La muerte: un amanecer (de Elisabeth Kübler-Ross)
Esta semana la Iglesia nos invita a vivir dos celebraciones profundamente unidas: la solemnidad de Todos los Santos y la conmemoración de los Fieles Difuntos. Dos días que nos llenan de emoción y esperanza, porque nos recuerdan que la vida no termina con la muerte, sino que se transforma.
Hace un tiempo cayó en mis manos un pequeño libro de la doctora Elisabeth Kübler-Ross, titulado La muerte: un amanecer. Aunque no añade nada nuevo a nuestra fe, me conmovió que una voz científica hablara de la muerte con tanta serenidad, describiéndola como un nuevo amanecer. Ella, que acompañó a tantos moribundos, comprendió que morir no es el final, sino el paso hacia la plenitud.
Y esa misma verdad la vivimos los creyentes: la muerte no es una ruptura, sino una metamorfosis. Somos como la pequeña oruga del cuento que soñó con alcanzar la gran montaña. Muchos se burlaban de ella y le decían que era imposible. Pero, guiada por una fuerza interior, siguió caminando hasta construir su capullo. Allí parecía haber muerto, pero, al despuntar el sol, emergió convertida en una mariposa hermosa, capaz de volar hacia la montaña sagrada, la cima soñada.
Así también nosotros —pequeños y limitados— caminamos en esta vida con ilusiones, heridas y esperanzas, impulsados por un deseo profundo de eternidad. Llega un momento en que el cuerpo se cansa y parece que todo termina. Sin embargo, lo que en la tierra se ve como una tumba, en el cielo se abre como un nacimiento. Es el paso del gusano a la mariposa, de la noche al amanecer, del tiempo a la eternidad.
Jesús lo expresó con palabras luminosas: “Yo soy la resurrección y la vida; el que cree en mí, aunque muera, vivirá” (Jn 11,25). Por eso, en este día de los Fieles Difuntos, recordamos con ternura a nuestros seres queridos. No los evocamos desde la tristeza, sino desde el agradecimiento: por el amor que nos dieron, por el testimonio de su vida, por el legado de fe que sembraron en nosotros. Ellos ya han cruzado el umbral y viven en la plenitud de Dios, desde donde nos acompañan y bendicen.

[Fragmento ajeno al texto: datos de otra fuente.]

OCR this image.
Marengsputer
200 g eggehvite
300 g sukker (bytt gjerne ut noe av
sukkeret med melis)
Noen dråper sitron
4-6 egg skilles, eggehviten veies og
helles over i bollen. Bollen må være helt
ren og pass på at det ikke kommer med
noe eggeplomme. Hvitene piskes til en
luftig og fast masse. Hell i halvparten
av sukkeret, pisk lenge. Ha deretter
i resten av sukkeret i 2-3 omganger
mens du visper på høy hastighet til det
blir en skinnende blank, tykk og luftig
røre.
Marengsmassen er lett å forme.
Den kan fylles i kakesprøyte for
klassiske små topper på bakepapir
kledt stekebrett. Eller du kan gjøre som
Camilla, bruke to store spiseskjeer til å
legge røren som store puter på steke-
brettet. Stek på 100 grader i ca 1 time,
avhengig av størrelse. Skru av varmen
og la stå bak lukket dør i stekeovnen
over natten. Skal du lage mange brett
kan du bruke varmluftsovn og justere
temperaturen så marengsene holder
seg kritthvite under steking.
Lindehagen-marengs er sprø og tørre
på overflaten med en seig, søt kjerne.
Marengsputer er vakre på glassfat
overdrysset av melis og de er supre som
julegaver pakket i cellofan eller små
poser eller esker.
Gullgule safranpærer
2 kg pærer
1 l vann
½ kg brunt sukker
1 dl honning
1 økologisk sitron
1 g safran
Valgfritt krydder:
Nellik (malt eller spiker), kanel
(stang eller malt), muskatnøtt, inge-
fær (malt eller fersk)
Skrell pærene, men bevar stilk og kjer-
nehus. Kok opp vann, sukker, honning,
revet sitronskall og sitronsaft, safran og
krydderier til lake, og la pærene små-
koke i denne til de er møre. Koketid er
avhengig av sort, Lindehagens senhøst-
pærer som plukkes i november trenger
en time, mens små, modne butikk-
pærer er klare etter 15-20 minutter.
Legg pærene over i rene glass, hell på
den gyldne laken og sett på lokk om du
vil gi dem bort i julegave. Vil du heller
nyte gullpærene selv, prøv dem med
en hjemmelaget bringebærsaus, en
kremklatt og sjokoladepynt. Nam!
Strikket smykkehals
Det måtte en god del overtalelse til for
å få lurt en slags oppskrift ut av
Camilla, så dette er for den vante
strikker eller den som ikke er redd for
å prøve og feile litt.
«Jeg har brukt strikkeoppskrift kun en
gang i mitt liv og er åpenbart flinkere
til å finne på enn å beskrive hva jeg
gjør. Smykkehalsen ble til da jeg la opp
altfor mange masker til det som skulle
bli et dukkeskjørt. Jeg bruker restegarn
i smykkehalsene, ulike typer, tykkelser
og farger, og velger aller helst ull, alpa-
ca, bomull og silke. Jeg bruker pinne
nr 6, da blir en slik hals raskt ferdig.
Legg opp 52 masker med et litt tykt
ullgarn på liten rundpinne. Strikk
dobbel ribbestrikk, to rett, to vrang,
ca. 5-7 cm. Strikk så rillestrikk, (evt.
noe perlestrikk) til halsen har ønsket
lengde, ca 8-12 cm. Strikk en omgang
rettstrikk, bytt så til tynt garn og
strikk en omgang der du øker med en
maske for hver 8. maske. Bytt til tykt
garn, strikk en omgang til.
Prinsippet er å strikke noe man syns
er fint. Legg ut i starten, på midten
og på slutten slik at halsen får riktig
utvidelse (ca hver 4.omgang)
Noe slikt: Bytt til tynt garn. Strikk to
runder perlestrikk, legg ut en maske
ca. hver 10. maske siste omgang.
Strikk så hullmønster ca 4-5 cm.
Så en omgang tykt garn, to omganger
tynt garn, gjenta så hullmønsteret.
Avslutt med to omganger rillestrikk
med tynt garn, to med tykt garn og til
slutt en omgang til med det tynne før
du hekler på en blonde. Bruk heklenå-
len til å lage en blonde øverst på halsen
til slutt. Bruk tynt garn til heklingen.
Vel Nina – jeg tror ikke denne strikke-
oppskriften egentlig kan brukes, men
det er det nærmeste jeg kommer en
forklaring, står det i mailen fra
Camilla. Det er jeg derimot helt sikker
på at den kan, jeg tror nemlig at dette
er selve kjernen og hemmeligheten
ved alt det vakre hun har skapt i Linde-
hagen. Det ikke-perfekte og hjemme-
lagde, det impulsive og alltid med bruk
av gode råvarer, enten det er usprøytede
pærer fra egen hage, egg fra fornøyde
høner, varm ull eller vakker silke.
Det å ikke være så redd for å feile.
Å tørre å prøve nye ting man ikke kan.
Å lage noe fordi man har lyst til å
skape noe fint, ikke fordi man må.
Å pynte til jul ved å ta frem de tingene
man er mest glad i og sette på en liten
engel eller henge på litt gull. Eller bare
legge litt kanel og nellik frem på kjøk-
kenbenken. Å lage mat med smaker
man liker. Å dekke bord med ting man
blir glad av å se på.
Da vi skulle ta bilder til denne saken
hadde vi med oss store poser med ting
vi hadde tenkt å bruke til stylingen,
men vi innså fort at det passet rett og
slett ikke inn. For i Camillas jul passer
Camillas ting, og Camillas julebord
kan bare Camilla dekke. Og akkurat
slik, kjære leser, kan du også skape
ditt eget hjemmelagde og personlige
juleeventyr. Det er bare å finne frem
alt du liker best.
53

Y en la fiesta de Todos los Santos, la Iglesia nos recuerda que la santidad no es privilegio de unos pocos. El hermoso poema de Francisco Javier Pérez Benedí, Santos sin altares, nos ayuda a reconocer la santidad callada de tantos hombres y mujeres sencillos que jamás serán canonizados, pero cuya vida fue Evangelio vivo: padres y madres, hermanos, abuelos, catequistas, vecinos, sacerdotes, religiosos, jóvenes, personas humildes que amaron sin medida.
Os hago una confesión: a todos aquellos a quienes, durante estos once años, he ido cerrando los ojos en esta tierra bendita, me encomiendo cada mañana. A ellos confío nuestra Diócesis milenaria, misionera, mariana y martirial, que aprendió a sembrarse en esta tierra para florecer un día en las verdes praderas del cielo.
Ellos son los “santos de la puerta de al lado”, como decía el papa Francisco; la semilla escondida que da fruto abundante.
“Pasaron por este mundo,
ocultos, sin meter ruido…
En la Sangre del Cordero
blanquearon sus vestidos.
En el Libro de la Vida
están sus nombres escritos.”
Que este tiempo de memoria y esperanza nos ayude a mirar la muerte no con miedo, sino con fe. A reconocer que nuestros difuntos no han desaparecido: han llegado antes. Y que nosotros, mientras tanto, seguimos caminando —como la pequeña oruga— hacia la montaña sagrada, donde Dios nos está esperando.
Vivamos, pues, con la certeza de que la vida vence siempre a la muerte, y que cada gesto de amor aquí en la tierra es un paso más hacia ese amanecer eterno, donde todo se ilumina con la luz del Resucitado.